La bêtise de la SNCB.

sncb
Si le risque zéro est illusoire, il est possible pourtant de s’en rapprocher. Le drame ferroviaire de Hal aurait sans doute pu être évité si les grands responsables écoutaient plus les gens de terrain, plutôt comme dans bien d’autres domaines que de s’enfermer dans une vision toute théorique et surtout financière.

Faut-il attendre à chaque fois un drame pour que nos responsables politiques se rendent compte et avoue que cela ne fonctionne pas bien, n’est pas assez financé, etc. ?

Mais voilà l’Etat se dira pauvre, endetté, mais laissera cependant les riches devenir plus riches et les pauvres plus pauvres.
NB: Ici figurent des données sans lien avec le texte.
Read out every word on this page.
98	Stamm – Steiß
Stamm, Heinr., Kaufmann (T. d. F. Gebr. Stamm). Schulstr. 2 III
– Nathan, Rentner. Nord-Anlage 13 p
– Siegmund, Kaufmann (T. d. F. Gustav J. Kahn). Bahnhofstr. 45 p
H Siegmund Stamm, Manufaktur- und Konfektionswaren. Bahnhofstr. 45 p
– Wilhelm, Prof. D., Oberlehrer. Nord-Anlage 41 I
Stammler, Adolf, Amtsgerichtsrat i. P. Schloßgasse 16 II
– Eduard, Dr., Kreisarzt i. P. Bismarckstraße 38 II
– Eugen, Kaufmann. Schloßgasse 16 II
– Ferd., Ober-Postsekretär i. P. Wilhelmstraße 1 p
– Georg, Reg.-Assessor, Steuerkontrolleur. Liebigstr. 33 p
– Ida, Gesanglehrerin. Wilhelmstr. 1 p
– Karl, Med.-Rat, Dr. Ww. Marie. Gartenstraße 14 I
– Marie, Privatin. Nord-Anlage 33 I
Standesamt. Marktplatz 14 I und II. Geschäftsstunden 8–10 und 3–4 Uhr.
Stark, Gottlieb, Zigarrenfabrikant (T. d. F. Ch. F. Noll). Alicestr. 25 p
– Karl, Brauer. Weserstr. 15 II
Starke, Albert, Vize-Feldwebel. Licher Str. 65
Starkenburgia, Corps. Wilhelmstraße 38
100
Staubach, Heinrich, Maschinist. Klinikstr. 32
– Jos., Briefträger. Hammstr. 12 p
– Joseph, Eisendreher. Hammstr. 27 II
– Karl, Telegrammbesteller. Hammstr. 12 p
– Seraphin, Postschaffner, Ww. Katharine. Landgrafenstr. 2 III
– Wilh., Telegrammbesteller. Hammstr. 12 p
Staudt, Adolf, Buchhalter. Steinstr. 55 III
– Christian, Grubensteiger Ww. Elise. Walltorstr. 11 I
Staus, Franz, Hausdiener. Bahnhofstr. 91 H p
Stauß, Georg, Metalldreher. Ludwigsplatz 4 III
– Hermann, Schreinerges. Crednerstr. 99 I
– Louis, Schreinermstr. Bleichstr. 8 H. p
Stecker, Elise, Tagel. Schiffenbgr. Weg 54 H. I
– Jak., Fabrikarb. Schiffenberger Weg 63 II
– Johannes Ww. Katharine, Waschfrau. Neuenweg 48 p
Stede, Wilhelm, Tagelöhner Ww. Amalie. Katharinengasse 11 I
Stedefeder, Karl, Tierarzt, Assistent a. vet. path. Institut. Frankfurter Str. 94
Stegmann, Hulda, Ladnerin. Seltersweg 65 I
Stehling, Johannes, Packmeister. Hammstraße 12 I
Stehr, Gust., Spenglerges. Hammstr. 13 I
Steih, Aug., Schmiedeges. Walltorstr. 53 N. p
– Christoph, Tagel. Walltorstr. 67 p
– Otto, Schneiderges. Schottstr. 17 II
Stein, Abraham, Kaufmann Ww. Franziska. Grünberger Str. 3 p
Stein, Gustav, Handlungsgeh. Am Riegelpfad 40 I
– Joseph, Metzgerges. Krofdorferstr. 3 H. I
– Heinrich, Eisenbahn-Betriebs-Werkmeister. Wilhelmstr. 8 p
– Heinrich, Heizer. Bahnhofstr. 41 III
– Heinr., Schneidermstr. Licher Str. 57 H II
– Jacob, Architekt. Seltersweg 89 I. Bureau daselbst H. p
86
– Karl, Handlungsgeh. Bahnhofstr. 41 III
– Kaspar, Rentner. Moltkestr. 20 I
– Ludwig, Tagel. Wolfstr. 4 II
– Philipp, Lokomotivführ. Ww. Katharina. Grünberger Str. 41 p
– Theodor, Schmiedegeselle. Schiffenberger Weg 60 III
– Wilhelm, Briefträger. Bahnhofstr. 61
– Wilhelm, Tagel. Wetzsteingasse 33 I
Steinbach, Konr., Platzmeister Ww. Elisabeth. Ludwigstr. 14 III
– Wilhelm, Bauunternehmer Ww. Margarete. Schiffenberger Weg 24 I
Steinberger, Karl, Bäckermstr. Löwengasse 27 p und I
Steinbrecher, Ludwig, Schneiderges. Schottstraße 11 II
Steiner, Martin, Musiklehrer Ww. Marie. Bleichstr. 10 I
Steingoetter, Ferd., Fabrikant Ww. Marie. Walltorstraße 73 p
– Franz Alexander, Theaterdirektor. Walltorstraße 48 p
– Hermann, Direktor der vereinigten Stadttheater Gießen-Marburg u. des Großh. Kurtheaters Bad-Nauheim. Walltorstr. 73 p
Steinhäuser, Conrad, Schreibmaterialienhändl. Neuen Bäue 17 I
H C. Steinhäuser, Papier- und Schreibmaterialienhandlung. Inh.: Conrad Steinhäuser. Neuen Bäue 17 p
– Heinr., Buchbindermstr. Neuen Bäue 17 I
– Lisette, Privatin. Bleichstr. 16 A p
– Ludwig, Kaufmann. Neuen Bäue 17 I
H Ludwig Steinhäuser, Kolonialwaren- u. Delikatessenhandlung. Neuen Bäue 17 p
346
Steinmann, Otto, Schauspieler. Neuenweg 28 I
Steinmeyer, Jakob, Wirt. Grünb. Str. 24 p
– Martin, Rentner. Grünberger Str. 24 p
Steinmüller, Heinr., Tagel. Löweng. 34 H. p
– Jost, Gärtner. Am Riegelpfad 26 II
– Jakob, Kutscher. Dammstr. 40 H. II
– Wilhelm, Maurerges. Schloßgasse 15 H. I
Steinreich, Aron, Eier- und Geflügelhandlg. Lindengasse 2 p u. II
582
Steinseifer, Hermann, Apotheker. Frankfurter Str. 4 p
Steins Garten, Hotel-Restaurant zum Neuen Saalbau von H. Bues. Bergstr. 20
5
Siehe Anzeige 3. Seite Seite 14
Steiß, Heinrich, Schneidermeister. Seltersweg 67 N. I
Plutôt que d’avoir le courage d’aller chercher l’argent dans la fraude fiscale, dans la suppression des intérêts notionnels, dans l’argent qui rapporte de l’argent, l’Etat s’enferme dans un gouffre financier où seul le petit paie par des services publics qui s’appauvrissent. Les taxes et les impôts fonctionnent, c’est vrai, mais pour les petits parce qu’ils sont plus nombreux !

Si je comprends l’émotion toute humaine, hélas éphémère, qui s’empare de chacun devant des drames comme ceux de Hal, de Liège, je comprends moins l’apathie des citoyens face aux injustices sociales et à des politiques basées exclusivement sur le profit.

Etonnant aussi, mais scandaleux de voir combien la responsabilité est toujours rejetée sur «  l’autre ». Le C4 semble à nouveau réservé aux « petits ». Les « grands », eux, n’endossent jamais rien de ce qui est pourtant lié à leur poste. Ils veulent simplement percevoir de gras émoluments.

Plus que d’une minute de silence, c’est un combat commun qu’il faudrait pour hurler tous les méfaits d’un capitalisme tuant les services publics. C’est une  conscientisation active pour changer radicalement les politiques libérales menées.

Non, en tout cas, à une commission parlementaire qui n’aura comme résultat que de mettre en avant nos politiciens avant les élections.

Ne râlons pas sur des grèves qui sont, on le voit, justifiées. Au contraire, il est temps de s’unir, de sortir de nos petits égoïsmes ou de notre émotion facile pour faire bouger les choses et que les lacunes de sécurité du rail soient réglées une bonne fois pour toute. C’est alors que nous pourrons dire que les victimes ne sont pas mortes en vain.